Artificial intelligence-assisted platform performs high detection ability of hepatocellular carcinoma in CT images: an external clinical validation study.

Background: Accurate detection of hepatocellular carcinoma (HCC) in multiphasic contrast CT is essential for effective treatment and surgical planning. However, the variety of CT images, the misdiagnosis and missed diagnosis, and the inconsistent diagnosis among different radiologists pose challenges to accurate detection which demands sufficient clinical experience and can be time-consuming and labor-intensive.

Purpose: To evaluate the detection performance of an artificial intelligence (AI)-assisted platform for HCC by the external validation dataset.

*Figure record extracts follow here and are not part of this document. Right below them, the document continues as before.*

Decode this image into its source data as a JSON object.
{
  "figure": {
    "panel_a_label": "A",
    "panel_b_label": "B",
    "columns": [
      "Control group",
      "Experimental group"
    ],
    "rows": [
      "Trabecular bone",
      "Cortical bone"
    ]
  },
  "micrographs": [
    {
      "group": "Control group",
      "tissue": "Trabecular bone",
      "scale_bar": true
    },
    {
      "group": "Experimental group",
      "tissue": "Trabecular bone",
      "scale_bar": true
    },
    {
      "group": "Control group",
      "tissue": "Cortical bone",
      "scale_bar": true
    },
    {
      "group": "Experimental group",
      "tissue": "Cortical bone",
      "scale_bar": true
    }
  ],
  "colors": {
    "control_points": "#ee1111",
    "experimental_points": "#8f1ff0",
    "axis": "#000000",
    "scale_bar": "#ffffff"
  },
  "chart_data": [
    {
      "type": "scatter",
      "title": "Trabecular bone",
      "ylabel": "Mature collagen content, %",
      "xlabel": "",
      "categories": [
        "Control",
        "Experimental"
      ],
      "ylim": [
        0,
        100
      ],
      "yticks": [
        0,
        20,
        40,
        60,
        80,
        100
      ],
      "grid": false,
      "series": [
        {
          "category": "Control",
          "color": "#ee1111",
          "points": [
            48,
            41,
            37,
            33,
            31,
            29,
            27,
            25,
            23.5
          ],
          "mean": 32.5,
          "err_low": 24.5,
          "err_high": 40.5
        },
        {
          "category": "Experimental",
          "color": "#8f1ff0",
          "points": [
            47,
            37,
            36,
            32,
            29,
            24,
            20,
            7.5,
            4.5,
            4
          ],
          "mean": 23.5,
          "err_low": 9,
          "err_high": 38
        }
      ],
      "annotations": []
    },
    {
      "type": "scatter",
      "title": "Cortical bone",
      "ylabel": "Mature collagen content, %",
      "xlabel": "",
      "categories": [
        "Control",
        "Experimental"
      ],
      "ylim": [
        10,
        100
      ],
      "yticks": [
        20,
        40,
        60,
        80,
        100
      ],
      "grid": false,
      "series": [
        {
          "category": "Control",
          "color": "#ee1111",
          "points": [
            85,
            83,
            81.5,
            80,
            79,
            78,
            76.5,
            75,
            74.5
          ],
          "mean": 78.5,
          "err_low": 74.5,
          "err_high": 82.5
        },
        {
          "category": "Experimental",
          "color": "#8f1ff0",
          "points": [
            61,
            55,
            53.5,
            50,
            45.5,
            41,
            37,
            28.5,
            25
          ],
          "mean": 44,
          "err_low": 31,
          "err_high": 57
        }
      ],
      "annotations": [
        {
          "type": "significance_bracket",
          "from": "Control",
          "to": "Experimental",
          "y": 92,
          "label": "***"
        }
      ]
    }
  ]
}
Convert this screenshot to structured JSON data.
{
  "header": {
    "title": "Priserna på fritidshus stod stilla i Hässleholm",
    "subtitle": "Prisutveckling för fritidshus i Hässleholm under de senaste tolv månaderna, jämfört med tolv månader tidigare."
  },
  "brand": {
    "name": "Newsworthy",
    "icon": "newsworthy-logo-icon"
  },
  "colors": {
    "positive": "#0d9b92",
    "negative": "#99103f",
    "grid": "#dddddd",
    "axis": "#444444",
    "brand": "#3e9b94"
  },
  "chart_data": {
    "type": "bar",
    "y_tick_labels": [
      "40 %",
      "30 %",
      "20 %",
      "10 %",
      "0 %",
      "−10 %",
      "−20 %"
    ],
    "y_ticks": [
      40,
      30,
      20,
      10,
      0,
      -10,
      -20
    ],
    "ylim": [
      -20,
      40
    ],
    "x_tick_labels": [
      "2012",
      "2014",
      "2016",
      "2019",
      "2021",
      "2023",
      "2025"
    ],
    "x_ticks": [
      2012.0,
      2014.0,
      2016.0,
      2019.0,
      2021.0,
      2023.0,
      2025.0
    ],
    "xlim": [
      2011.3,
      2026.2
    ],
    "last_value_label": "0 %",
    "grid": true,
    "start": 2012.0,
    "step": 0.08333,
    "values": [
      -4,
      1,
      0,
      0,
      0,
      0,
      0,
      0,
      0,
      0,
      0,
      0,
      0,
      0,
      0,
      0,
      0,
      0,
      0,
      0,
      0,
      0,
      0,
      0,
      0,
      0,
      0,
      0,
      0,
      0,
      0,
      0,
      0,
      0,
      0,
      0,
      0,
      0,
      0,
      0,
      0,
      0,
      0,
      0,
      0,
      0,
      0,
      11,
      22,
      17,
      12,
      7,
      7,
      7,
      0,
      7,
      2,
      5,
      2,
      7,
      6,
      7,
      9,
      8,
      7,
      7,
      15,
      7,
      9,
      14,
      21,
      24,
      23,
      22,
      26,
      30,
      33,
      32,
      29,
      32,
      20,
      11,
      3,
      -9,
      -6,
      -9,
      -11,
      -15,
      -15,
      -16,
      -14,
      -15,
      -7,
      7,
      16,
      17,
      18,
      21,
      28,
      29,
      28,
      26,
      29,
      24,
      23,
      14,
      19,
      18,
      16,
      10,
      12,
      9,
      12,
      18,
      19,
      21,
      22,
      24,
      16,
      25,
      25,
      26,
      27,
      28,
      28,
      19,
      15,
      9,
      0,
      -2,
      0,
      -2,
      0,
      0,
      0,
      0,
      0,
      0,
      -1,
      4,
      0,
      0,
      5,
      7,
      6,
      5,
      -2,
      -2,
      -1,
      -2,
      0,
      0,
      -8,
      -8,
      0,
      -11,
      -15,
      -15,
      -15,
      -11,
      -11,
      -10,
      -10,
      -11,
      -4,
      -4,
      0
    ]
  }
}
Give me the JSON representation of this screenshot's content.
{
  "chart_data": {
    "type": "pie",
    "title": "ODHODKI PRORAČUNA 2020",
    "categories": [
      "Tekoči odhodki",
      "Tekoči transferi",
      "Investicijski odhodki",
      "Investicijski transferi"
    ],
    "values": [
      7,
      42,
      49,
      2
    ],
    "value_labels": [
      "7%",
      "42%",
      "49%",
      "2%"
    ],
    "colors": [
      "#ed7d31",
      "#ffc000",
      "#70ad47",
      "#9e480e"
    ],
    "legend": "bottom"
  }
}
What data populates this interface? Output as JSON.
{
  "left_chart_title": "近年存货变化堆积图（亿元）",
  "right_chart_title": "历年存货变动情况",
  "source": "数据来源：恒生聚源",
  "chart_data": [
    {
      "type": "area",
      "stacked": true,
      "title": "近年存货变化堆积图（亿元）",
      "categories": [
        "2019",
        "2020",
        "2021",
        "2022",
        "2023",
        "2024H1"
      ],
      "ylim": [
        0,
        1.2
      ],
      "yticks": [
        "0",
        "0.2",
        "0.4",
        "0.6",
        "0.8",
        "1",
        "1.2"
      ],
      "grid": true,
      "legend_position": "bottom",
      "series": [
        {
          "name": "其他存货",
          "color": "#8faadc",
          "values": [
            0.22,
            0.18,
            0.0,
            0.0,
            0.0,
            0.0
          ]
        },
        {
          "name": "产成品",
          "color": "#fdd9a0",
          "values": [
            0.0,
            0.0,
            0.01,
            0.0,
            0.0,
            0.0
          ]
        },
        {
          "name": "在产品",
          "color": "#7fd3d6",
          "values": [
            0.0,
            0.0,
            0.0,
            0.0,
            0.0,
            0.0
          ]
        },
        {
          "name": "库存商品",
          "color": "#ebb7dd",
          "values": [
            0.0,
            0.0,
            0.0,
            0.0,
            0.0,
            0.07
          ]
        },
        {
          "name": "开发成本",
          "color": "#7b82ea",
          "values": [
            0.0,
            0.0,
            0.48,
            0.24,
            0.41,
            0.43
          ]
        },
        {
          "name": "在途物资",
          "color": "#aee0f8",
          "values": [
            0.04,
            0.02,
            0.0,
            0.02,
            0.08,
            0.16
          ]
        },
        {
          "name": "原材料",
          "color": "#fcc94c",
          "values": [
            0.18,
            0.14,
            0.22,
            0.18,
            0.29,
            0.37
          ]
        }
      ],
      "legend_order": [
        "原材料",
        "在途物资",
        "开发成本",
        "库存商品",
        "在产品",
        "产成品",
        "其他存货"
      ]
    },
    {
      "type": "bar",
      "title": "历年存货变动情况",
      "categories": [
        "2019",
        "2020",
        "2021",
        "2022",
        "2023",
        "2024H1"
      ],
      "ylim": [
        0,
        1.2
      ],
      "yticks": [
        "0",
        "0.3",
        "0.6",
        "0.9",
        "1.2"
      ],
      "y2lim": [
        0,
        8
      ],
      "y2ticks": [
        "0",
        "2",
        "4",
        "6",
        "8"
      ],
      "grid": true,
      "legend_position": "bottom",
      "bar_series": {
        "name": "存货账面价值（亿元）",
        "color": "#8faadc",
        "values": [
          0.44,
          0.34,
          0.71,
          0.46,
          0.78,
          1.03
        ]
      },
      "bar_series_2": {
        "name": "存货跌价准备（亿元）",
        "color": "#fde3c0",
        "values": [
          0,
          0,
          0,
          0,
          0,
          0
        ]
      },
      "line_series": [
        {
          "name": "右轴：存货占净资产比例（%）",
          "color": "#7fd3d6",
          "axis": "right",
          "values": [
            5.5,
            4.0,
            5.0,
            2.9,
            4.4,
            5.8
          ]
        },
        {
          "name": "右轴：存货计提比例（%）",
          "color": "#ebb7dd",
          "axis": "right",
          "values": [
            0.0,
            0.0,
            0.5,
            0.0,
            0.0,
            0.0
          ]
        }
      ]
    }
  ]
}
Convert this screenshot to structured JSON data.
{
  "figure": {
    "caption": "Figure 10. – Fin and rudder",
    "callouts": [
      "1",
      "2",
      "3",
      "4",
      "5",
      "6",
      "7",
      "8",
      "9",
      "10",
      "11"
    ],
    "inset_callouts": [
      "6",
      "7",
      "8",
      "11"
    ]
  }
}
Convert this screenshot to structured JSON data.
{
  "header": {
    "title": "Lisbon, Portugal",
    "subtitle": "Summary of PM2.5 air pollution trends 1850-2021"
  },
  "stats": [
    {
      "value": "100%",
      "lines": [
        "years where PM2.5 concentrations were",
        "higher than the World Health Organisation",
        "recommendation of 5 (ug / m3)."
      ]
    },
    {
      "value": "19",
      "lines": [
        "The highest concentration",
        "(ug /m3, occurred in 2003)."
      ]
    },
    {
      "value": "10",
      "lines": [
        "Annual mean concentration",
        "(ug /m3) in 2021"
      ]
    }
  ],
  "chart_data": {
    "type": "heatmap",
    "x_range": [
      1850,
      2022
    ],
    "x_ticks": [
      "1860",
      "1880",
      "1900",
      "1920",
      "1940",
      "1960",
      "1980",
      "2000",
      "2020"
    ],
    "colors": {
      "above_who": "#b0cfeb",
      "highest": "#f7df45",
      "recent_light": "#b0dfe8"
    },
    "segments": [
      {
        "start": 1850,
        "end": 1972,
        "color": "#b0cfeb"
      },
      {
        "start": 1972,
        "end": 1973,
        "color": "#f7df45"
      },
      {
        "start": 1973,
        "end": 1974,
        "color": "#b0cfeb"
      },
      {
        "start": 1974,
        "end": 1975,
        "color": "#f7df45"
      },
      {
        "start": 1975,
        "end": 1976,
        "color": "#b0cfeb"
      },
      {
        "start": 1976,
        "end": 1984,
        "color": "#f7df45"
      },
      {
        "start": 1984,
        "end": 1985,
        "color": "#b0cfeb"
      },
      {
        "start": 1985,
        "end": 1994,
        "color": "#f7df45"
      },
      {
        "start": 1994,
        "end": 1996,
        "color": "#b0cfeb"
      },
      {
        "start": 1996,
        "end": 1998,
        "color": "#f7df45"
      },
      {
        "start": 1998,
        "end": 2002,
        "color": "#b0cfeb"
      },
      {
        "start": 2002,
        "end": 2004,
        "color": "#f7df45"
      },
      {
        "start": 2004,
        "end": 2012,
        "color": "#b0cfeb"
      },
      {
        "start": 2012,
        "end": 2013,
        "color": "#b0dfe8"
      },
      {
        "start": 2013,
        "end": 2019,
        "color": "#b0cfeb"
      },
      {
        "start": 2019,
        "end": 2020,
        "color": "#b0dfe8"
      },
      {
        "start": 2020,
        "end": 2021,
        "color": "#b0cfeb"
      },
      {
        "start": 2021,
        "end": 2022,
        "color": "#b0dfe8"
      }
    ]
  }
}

Methods: CT images pathologically diagnosed with HCC from December 2021 to June 2023 were retrospectively analyzed to evaluate the detection ability of the AI-assisted platform. The AI-assisted platform is designed based on a two-phase segmentation approach, integrating coarse and fine segmentation techniques to accurately identify and delineate hepatic lesions. The CT images were annotated and confirmed by the experienced radiologists using InferScholar software as the "gold standard". The automatic HCC segmentation performed by the AI-assisted platform was used to compare with the annotation of radiologists. Furthermore, we also did subgroup analysis depending on the size and location of HCC to explore the impact factors of HCC detectability. The segmentation accuracies were evaluated by Dice coefficient (Dice), accuracy, recall, precision, and F1-score. Our study focused on evaluating the efficacy of the AI-assisted platform in clinical settings.

Results: One Hundred Forty HCC patients were finally included in this study. The artificial intelligence (AI)-assisted platform's performance was rigorously assessed by comparing the segmentation outcomes with standard diagnostic criteria. The average dice score of the AI-assisted platform is 0.8819, which showed a high detection performance for HCC. Besides, for the subgroup analysis, the model also demonstrated high performance in diameter greater than 20 mm with all results exceeding 0.9, and all final evaluation index values for the location analysis were consistently exceeding 0.97. All the results showed comparable performance with radiologists. Our results demonstrate that the product not only accurately segments HCC lesions but also provides valuable insights into lesion characteristics that are essential for effective treatment planning.

Conclusion: This study validates the effectiveness of the artificial intelligence-assisted platform in detecting HCC lesions and analyzing lesion size and location. It can serve as an auxiliary tool to help radiologists identify, locate, and assess lesions.